Report by Umang Kanwat

According to the legal dictionary, an appeal memorandum explains the grounds on which it is desired and why a court hearing has been requested. When the parties to the proceedings are unhappy with the orders or decisions made by the tribunal, they may appeal to the national company law appellate tribunal. This is mentioned in Section 421 of the 2013 Companies Act. The present case of Regal Machine Tools Private … vs Mrs Kaushy Lal & Ors revolves around the same.


M/s. Regal Enterprises, a sole proprietorship business owned by Mr S.M. Mohan Lal, received a one-acre parcel of land bearing Plot No. 39, Bommasandra Industrial Area, Attibele, Hobli, Ankal Taluk, Bangalore, measuring 3948 square metres in exchange for paying a portion of the consideration. The aforementioned allotment was initially given on a “lease basis” for a period of 11 years, and after that, a Sale Deed was to be executed subject to the satisfaction of further requirements. The Balance Payment was to be made after 11 years, it is further noted.

In order to convert the company from a sole “Proprietorship Concern” to a “Private Limited Company” with the name and designation of “M/s. Regal Machine Tools Private Limited,” Mr S.M. Mohanlal had to hold 51% of the company’s “Shares” until the end of the 11-year lease period. This request was granted by KIADB. It is alleged that the Appellants had asked KIADB to execute the Sale Deed and that KIADB had informed them that the Sale Deed would only be done if the Original Allottee, Mr SM Mohanlal, maintained a 51% shareholding, but the Appellants received no answer to their request.
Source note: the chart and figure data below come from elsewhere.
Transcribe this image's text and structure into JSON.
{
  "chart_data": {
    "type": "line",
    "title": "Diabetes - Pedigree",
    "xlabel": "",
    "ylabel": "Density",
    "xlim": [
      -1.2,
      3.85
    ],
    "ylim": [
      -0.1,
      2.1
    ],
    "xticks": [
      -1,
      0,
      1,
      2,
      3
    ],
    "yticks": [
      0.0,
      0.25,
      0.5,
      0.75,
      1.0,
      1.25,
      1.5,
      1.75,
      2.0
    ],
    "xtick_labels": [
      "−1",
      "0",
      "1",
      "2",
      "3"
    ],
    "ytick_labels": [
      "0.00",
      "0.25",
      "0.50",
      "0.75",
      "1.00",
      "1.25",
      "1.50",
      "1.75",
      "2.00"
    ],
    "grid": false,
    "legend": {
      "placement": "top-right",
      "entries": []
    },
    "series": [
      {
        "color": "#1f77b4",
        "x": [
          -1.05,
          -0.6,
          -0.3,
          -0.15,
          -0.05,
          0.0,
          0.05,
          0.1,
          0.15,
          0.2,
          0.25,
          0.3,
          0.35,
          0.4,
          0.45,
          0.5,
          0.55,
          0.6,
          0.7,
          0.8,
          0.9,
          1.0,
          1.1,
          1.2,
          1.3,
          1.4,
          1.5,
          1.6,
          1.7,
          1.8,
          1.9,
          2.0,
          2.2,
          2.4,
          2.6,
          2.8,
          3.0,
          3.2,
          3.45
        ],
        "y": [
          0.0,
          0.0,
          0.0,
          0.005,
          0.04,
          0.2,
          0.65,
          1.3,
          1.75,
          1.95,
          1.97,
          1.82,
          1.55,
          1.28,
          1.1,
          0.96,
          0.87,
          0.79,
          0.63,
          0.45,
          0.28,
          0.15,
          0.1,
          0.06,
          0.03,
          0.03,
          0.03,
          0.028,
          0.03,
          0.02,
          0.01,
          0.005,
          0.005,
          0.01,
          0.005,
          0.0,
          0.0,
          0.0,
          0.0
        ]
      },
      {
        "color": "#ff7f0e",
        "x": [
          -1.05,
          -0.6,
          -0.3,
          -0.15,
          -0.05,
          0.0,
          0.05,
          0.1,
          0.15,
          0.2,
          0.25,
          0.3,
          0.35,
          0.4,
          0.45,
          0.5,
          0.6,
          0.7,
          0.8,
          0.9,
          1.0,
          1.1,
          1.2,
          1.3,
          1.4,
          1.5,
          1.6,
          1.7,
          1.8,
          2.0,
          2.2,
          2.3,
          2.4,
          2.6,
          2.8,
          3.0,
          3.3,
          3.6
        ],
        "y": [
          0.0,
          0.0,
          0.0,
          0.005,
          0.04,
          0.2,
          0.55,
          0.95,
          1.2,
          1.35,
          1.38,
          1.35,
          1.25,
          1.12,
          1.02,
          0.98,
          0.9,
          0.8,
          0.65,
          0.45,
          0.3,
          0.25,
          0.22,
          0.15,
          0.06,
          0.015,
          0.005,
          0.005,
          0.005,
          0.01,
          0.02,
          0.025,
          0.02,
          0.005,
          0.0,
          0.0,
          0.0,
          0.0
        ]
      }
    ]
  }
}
The Appellant’s learned counsel claimed that the Respondents made the offer to buy 2,243 “Equity Shares” for Rs. 53,83,200/-, and the abovementioned consideration amount was given to the appellant by check as part of an MoU on July 1, 2011, but it was never presented and was given back to the respondent. Therefore, no deal has ever been reached to buy 2,243 “Equity Shares.”


The Supplementary Agreement that the Appellant had recorded, according to the Respondents, was never ever signed. The Schedule Property was assigned for the purpose of constructing and operating an industrial unit for a period of 11 years, failing which the Sale Deed could not be performed in their favour. This is also important to note. A review of the documentation shows that there is no documentary proof that any transfer of shares was made with the approval of the Respondent or the legal heirs of Late Shri S.M. Mohan Lal, as shown by the pertinent Minutes of the Board Meeting or any other key documents.


The basic goal of the Memorandum of Understanding, it was stated, was for KIADB to allot land in the company’s name and for a check to be written in exchange for shares to be issued, but the same was subject to conditions. No transaction by the Company may be engaged in that would effectively reduce the Shareholding of the Respondents below 51% without the consent of the Respondents, who currently own 51% of the shares.

The Tribunal was of the sincere opinion that the Appellants had violated the Company’s Articles of Association and had not come before the Tribunal with clean hands. This is worth repeating. The well-reasoned order of the National Company Law Tribunal is dismissed as a result because the Tribunal finds no illegality or flaw in it, and the costs of the court are borne by each side separately.